I hope that bright white patch doesn't make her a target for predators! Good luck out there, little bird, and we'll keep the feeders well stocked.

I don't get to see all the winter activity in our yard myself, but the snow keeps a record of unseen activity (until the next snowfall at least). Here's a neat trail of White-footed Mouse tracks crossing our yard on January 19, for example:

Finally, in our woods on January 5, I noticed this White Ash tree that's missing a great deal of its bark:

After some searching online, my best guess is that this is a sign that Emerald Ash Borers are indeed on our property; apparently woodpeckers will do this type of work on a heavily infested tree to get at the beetle's larvae under the bark. I knew that Emerald Ash Borers have appeared in our county in recent years, and I figured our many ash trees would be victims sooner or later. I suppose we've reached that time. Here's a closer look at this extensive woodpecker work -- I hope the woodpeckers got a good meal at least, and maybe this tree will make a good home for other creatures after it dies:

I wonder whether a particular one of our species of woodpeckers is mostly responsible for all that stripped bark, or whether all the woodpecker species contributed. It's hard to imagine our little Downy Woodpeckers (like the fellow below) chiseling away here, but who knows!

Male Downy Woodpecker working on a tree next to the meadow on January 19

The cold temperatures and snowy weather sure seem like they're here to stay for a while yet. Happy winter!

Friday, December 31, 2021

Some Signs of Life at the Beginning of Winter

We've already had a bit of snow and some very cold days this month, but the afternoon of December 16 was relatively warm and sunny, and I took the opportunity that day to wander around outside. With such short days and long nights, and with mainly cold and snowy months ahead, I was especially looking out for signs of life as winter started to settle in.
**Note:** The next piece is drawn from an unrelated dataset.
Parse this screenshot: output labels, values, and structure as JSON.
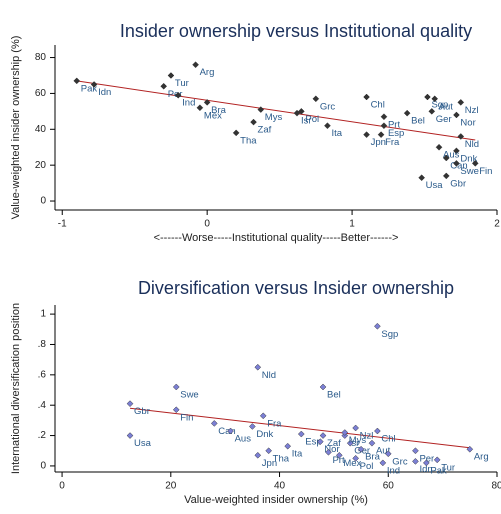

Plants may be dormant now, but it's really interesting to see how some of the plants around here have gotten ready for next year's growing season. I transplanted Allegheny Monkey Flower (Mimulus ringens) into our front yard this fall, and beneath the dried stems from this year's growth, spiky purple shoots have already appeared:

The neighboring Cardinal Flowers (Lobelia cardinalis) produced several tiny plantlets along their flower stalks this year, and I tucked those stalks into the dirt. Now rows of baby Cardinal Flowers are waiting through these cold and dark times -- with green leaves intact -- to start growing in the spring:

Foamflower (Tiarella cordifolia) also keeps its leaves through the winter, making a carpet with colors ranging from green to rusty orange:

The American Hazelnut shrubs have dangling catkins and little round buds that will grow and flower in the spring:

In the woods, this fern (I don't know the species yet) holds next year's fronds in coppery coverings at its center, looking like a small collection of coins:

These Common Milkweed seeds were ready to float off and start new plants, and after taking this picture I helped them along:

The Shagbark Hickory tree in our yard produced a large number of nuts this year (although strangely, most of the nuts I cracked open were empty) and a bird has stashed a hickory nut inside a crack in the neighboring Tulip Tree:

Because the weather was so warm on this day, I even saw a few insects out and about. This Honey Bee landed on some aster seedheads; I'm sorry, little bee, I don't think there are any flowers blooming around here right now:

A beetle (some sort of soldier beetle?) was climbing along Little Bluestem stalks:

The beetle even opened its wings a few times and flew a bit:

Finally, I watched a small caterpillar make its way up a Pawpaw stem and pause at a bud, where it seemed to nibble on the bud's outer layer:

It's nice to see signs of life in the middle of December, even as winter is settling in.